Curtailment & Grid Issues: Bikaner & Khavda
The 1,000 MW Bikaner solar plant is currently facing ~120 MW curtailment due to grid compliance requirements, specifically the need for reactive power compensation equipment (SVR/reactor).
This was mandated by updated CEA rules introduced mid-project, but limited supplier availability has delayed installation.
Management expects the equipment to be in place by Oct 2026, after which full 1,000 MW operations should resume.
At Khavda (Gujarat), ~300 MW curtailment risk exists due to possible transmission and connectivity delays.
Even after commissioning, renewable projects can face temporary output loss due to grid and transmission constraints, delaying full utilisation and earnings ramp-up.
Installed Capacity vs Real Earnings Capacity
In renewable energy, installed capacity does not always reflect actual earnings potential.
Even if a plant is fully built, factors like curtailment, grid readiness, and transmission delays can reduce the effective output. This leads to a gap between what a project is capable of generating and what it actually delivers.
For companies like SJVN, this means CUF and revenue growth can stay under pressure even during capacity expansion phases, until evacuation infrastructure stabilises.
As a result, investors need to focus not just on how fast capacity is added, but how efficiently that capacity is converted into actual power sales.
Financial Impact of Curtailment
Curtailment may appear temporary, but its impact is structural for companies like SJVN that are scaling renewable capacity aggressively.
When plants cannot produce or sell all the electricity they are capable of, their actual usage stays lower than expected. This means the company does not get full benefit from the money spent on building the plant.
The problem becomes more important because most costs do not change much.

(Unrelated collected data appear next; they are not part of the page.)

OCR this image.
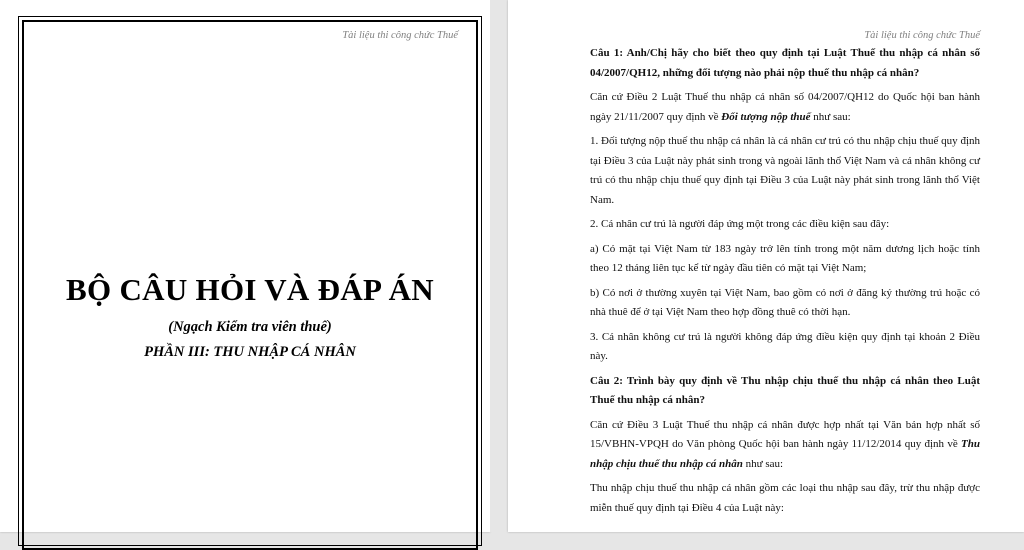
Tài liệu thi công chức Thuế
BỘ CÂU HỎI VÀ ĐÁP ÁN
(Ngạch Kiểm tra viên thuế)
PHẦN III: THU NHẬP CÁ NHÂN
Tài liệu thi công chức Thuế

Câu 1: Anh/Chị hãy cho biết theo quy định tại Luật Thuế thu nhập cá nhân số 04/2007/QH12, những đối tượng nào phải nộp thuế thu nhập cá nhân?

Căn cứ Điều 2 Luật Thuế thu nhập cá nhân số 04/2007/QH12 do Quốc hội ban hành ngày 21/11/2007 quy định về Đối tượng nộp thuế như sau:

1. Đối tượng nộp thuế thu nhập cá nhân là cá nhân cư trú có thu nhập chịu thuế quy định tại Điều 3 của Luật này phát sinh trong và ngoài lãnh thổ Việt Nam và cá nhân không cư trú có thu nhập chịu thuế quy định tại Điều 3 của Luật này phát sinh trong lãnh thổ Việt Nam.

2. Cá nhân cư trú là người đáp ứng một trong các điều kiện sau đây:

a) Có mặt tại Việt Nam từ 183 ngày trở lên tính trong một năm dương lịch hoặc tính theo 12 tháng liên tục kể từ ngày đầu tiên có mặt tại Việt Nam;

b) Có nơi ở thường xuyên tại Việt Nam, bao gồm có nơi ở đăng ký thường trú hoặc có nhà thuê để ở tại Việt Nam theo hợp đồng thuê có thời hạn.

3. Cá nhân không cư trú là người không đáp ứng điều kiện quy định tại khoản 2 Điều này.

Câu 2: Trình bày quy định về Thu nhập chịu thuế thu nhập cá nhân theo Luật Thuế thu nhập cá nhân?

Căn cứ Điều 3 Luật Thuế thu nhập cá nhân được hợp nhất tại Văn bản hợp nhất số 15/VBHN-VPQH do Văn phòng Quốc hội ban hành ngày 11/12/2014 quy định về Thu nhập chịu thuế thu nhập cá nhân như sau:

Thu nhập chịu thuế thu nhập cá nhân gồm các loại thu nhập sau đây, trừ thu nhập được miễn thuế quy định tại Điều 4 của Luật này:
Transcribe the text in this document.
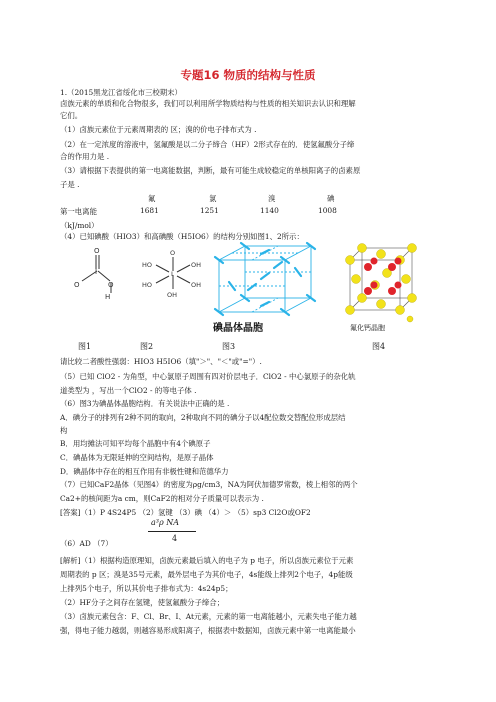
专题16 物质的结构与性质
1.（2015黑龙江省绥化市三校期末）
卤族元素的单质和化合物很多，我们可以利用所学物质结构与性质的相关知识去认识和理解
它们。
（1）卤族元素位于元素周期表的 区；溴的价电子排布式为 .
（2）在一定浓度的溶液中，氢氟酸是以二分子缔合（HF）2形式存在的．使氢氟酸分子缔
合的作用力是 .
（3）请根据下表提供的第一电离能数据，判断，最有可能生成较稳定的单核阳离子的卤素原
子是 .
氟	氯	溴	碘
第一电离能	1681	1251	1140	1008
（kJ/mol）
（4）已知碘酸（HIO3）和高碘酸（H5IO6）的结构分别如图1、2所示：
O
I
O	O
H
O
I
HO
HO
OH
OH
OH
碘晶体晶胞	氟化钙晶胞
图1	图2	图3	图4
请比较二者酸性强弱：HIO3 H5IO6（填"＞"、"＜"或"="）.
（5）已知 ClO2 - 为角型，中心氯原子周围有四对价层电子．ClO2 - 中心氯原子的杂化轨
道类型为 ，写出一个ClO2 - 的等电子体 .
（6）图3为碘晶体晶胞结构．有关说法中正确的是 .
A．碘分子的排列有2种不同的取向，2种取向不同的碘分子以4配位数交替配位形成层结
构
B．用均摊法可知平均每个晶胞中有4个碘原子
C．碘晶体为无限延伸的空间结构，是原子晶体
D．碘晶体中存在的相互作用有非极性键和范德华力
（7）已知CaF2晶体（见图4）的密度为ρg/cm3，NA为阿伏加德罗常数，棱上相邻的两个
Ca2+的核间距为a cm，则CaF2的相对分子质量可以表示为 .
[答案]（1）P 4S24P5 （2）氢键 （3）碘 （4）＞ （5）sp3 Cl2O或OF2
a³ρ NA
4
（6）AD （7）
[解析]（1）根据构造原理知，卤族元素最后填入的电子为 p 电子，所以卤族元素位于元素
周期表的 p 区；溴是35号元素，最外层电子为其价电子，4s能级上排列2个电子，4p能级
上排列5个电子，所以其价电子排布式为：4s24p5；
（2）HF分子之间存在氢键，使氢氟酸分子缔合；
（3）卤族元素包含：F、Cl、Br、I、At元素，元素的第一电离能越小，元素失电子能力越
强，得电子能力越弱，则越容易形成阳离子，根据表中数据知，卤族元素中第一电离能最小
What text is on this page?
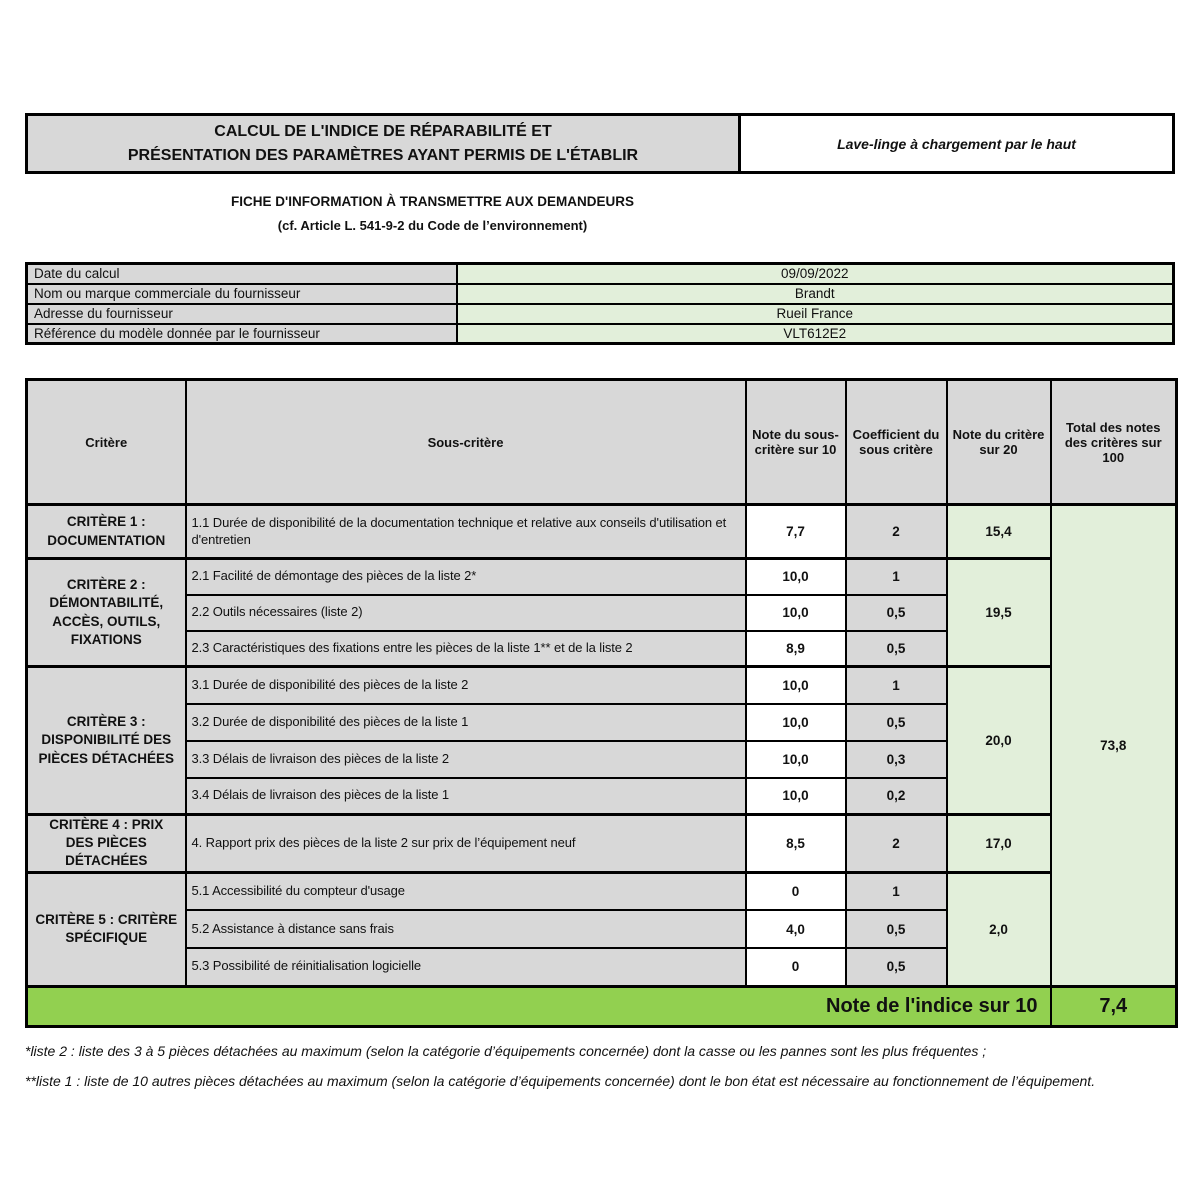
CALCUL DE L'INDICE DE RÉPARABILITÉ ET
PRÉSENTATION DES PARAMÈTRES AYANT PERMIS DE L'ÉTABLIR
Lave-linge à chargement par le haut
FICHE D'INFORMATION À TRANSMETTRE AUX DEMANDEURS
(cf. Article L. 541-9-2 du Code de l’environnement)
Date du calcul	09/09/2022
Nom ou marque commerciale du fournisseur	Brandt
Adresse du fournisseur	Rueil France
Référence du modèle donnée par le fournisseur	VLT612E2
Critère	Sous-critère	Note du sous-critère sur 10	Coefficient du sous critère	Note du critère sur 20	Total des notes des critères sur 100
CRITÈRE 1 : DOCUMENTATION	1.1 Durée de disponibilité de la documentation technique et relative aux conseils d'utilisation et d'entretien	7,7	2	15,4	73,8
CRITÈRE 2 : DÉMONTABILITÉ, ACCÈS, OUTILS, FIXATIONS	2.1 Facilité de démontage des pièces de la liste 2*	10,0	1	19,5	
	2.2 Outils nécessaires (liste 2)	10,0	0,5		
	2.3 Caractéristiques des fixations entre les pièces de la liste 1** et de la liste 2	8,9	0,5		
CRITÈRE 3 : DISPONIBILITÉ DES PIÈCES DÉTACHÉES	3.1 Durée de disponibilité des pièces de la liste 2	10,0	1	20,0	
	3.2 Durée de disponibilité des pièces de la liste 1	10,0	0,5		
	3.3 Délais de livraison des pièces de la liste 2	10,0	0,3		
	3.4 Délais de livraison des pièces de la liste 1	10,0	0,2		
CRITÈRE 4 : PRIX DES PIÈCES DÉTACHÉES	4. Rapport prix des pièces de la liste 2 sur prix de l’équipement neuf	8,5	2	17,0	
CRITÈRE 5 : CRITÈRE SPÉCIFIQUE	5.1 Accessibilité du compteur d'usage	0	1	2,0	
	5.2 Assistance à distance sans frais	4,0	0,5		
	5.3 Possibilité de réinitialisation logicielle	0	0,5		
Note de l'indice sur 10					7,4

*liste 2 : liste des 3 à 5 pièces détachées au maximum (selon la catégorie d’équipements concernée) dont la casse ou les pannes sont les plus fréquentes ;

**liste 1 : liste de 10 autres pièces détachées au maximum (selon la catégorie d’équipements concernée) dont le bon état est nécessaire au fonctionnement de l’équipement.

Loan repayments, maintenance, and other fixed expenses still have to be paid even if power sales are lower.
So, even if SJVN is adding a lot of new capacity, its earnings may not increase in the same way until these grid and transmission issues are solved.
Why is this Becoming an Industry-wide Issue?
Curtailment is becoming a sector-wide issue, not limited to SJVN. Developers like NTPC Green, Adani Green, and other solar players are also facing similar challenges as capacity grows faster than grid infrastructure.
In many cases, temporary grid access (TGNA) limits, delayed transmission lines, and interstate bottlenecks restrict power evacuation even after commissioning.
The problem is worsened by limited storage capacity, since excess solar generation cannot always be absorbed.
As a result, many projects are seeing a gap between installed capacity and actual output until the grid and storage ecosystem catches up.
The Biggest Investor Question
The key question is: can renewable PSUs sustain returns if curtailment grows faster than grid upgrades?
Rising debt, execution delays, and utilisation risk make earnings less predictable, especially when evacuation depends on transmission readiness and policy timelines.
This is not a bearish view on the sector. The long-term renewable opportunity remains strong.
But the next phase will reward companies that solve grid integration and storage, not just capacity addition.
Conclusion
SJVN is still growing fast, and the long-term outlook for renewable energy in India remains strong.
But the main point is simple: building more capacity is not enough if all the power cannot be sold.
Until the grid improves, curtailment will keep affecting how much companies actually earn from their projects.
So the real thing to watch is not just capacity growth, but how much of it turns into real revenue.